Le message tient en quelques lignes et a été publié le 1er septembre au soir. Patrick Bruel y annonce l’annulation de ses trente-cinq concerts, qui devaient se tenir du 2 octobre au 21 novembre pour célébrer les trente-cinq ans de son album Alors regarde, son plus gros succès, écoulé à plus de trois millions d’exemplaires. Il n’y en aura finalement aucun. Le chanteur, mis en examen dans quatre dossiers pour viol, tentative de viol, agression sexuelle et harcèlement sexuel, notamment pour un viol présumé à Neuilly-sur-Seine en 2008 et une tentative de viol présumée à Bruxelles en 2010, a été placé sous le statut de témoin assisté dans quatre autres affaires. Présumé innocent, il conteste l’ensemble des faits qui lui sont reprochés et avait jusqu’ici maintenu sa tournée d’automne.
Fin mai déjà, il avait annulé ses concerts prévus jusqu’en septembre, sans renoncer au reste de sa tournée. Cette fois, c’est l’ensemble du calendrier qui est supprimé. Dans son message, l’artiste de 67 ans se défend de tout renoncement. Il assure que maintenir ces concerts « n’était ni un défi ni une provocation ». Mais le contexte, dit-il, a fini par tout submerger : sa tournée était devenue, selon ses mots, l’incarnation d’un débat qui la dépassait. Alors il a tranché. Son contrôle judiciaire ne lui interdisait pas de se produire sur scène : la décision d’annuler lui revient donc.
Une tournée « indécente »
Depuis l’été, la pression n’avait cessé de grimper. Des dizaines de femmes accusent aujourd’hui le chanteur de violences sexuelles. En août, les maires de Chartres, Dijon, Strasbourg et Amiens avaient publiquement pris position contre sa venue dans leur ville. La ministre chargée de l’Égalité entre les femmes et les hommes, Aurore Bergé, avait elle aussi jugé que « les conditions n’étaient pas réunies » pour que les concerts soient maintenus. L’annonce de l’annulation a immédiatement été saluée par le collectif féministe NousToutes, qui y voit le résultat d’une mobilisation d’ampleur et dénonce une tournée jugée « indécente ».

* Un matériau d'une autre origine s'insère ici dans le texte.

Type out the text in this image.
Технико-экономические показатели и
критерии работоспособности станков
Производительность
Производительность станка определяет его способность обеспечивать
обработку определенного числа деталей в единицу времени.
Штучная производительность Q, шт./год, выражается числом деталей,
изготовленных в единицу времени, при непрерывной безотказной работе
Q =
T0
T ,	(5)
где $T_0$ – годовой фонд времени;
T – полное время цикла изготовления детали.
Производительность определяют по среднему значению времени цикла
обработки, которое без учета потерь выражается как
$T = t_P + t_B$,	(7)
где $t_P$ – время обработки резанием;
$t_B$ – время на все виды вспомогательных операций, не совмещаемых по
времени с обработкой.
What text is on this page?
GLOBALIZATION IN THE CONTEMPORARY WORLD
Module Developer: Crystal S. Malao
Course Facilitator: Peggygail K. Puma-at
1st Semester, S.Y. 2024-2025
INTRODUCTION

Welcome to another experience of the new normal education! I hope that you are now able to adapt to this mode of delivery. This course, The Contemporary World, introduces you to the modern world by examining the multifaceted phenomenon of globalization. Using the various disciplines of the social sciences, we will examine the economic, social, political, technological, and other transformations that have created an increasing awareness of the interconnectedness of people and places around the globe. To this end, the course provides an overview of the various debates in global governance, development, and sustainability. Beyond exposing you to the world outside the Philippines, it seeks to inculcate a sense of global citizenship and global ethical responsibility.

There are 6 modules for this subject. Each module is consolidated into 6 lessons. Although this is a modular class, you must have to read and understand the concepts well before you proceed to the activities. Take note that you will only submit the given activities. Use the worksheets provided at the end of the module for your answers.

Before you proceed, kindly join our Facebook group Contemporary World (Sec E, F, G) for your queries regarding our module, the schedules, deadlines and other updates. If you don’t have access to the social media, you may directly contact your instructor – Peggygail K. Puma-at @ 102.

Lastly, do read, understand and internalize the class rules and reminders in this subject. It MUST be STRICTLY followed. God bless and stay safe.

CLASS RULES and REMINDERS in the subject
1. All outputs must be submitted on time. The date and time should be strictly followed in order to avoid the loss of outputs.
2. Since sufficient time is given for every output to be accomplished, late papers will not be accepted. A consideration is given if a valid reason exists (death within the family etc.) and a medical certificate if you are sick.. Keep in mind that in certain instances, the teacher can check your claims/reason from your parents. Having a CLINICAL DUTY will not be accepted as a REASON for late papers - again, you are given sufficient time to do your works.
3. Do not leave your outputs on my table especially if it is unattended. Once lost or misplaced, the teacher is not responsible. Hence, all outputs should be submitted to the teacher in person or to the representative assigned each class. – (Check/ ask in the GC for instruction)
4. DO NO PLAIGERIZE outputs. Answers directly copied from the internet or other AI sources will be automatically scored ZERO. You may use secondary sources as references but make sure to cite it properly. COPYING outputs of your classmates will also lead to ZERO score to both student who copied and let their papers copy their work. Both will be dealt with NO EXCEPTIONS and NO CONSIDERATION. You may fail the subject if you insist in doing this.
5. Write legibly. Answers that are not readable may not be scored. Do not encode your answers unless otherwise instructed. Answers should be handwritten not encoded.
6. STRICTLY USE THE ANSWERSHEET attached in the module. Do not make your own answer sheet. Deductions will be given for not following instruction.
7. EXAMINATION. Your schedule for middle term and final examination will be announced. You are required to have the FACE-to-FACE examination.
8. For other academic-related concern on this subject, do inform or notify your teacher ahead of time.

Du côté des édiles concernés, le soulagement domine. Le maire de Rouen, Nicolas Mayer-Rossignol, a résumé l’état d’esprit ambiant : « Mieux vaut tard que jamais. Maintenant, la justice doit passer sereinement. » À Strasbourg, la maire Catherine Trautmann a insisté sur le soutien dû aux femmes qui ont témoigné. Aurore Bergé, elle, a sobrement dit prendre acte de la décision. L’avocate de plusieurs plaignantes, Jade Dousselin, a également exprimé son soulagement, tout en rappelant que cette annulation ne gomme pas ce qu’elle considère comme des « errements » dans le traitement judiciaire du dossier.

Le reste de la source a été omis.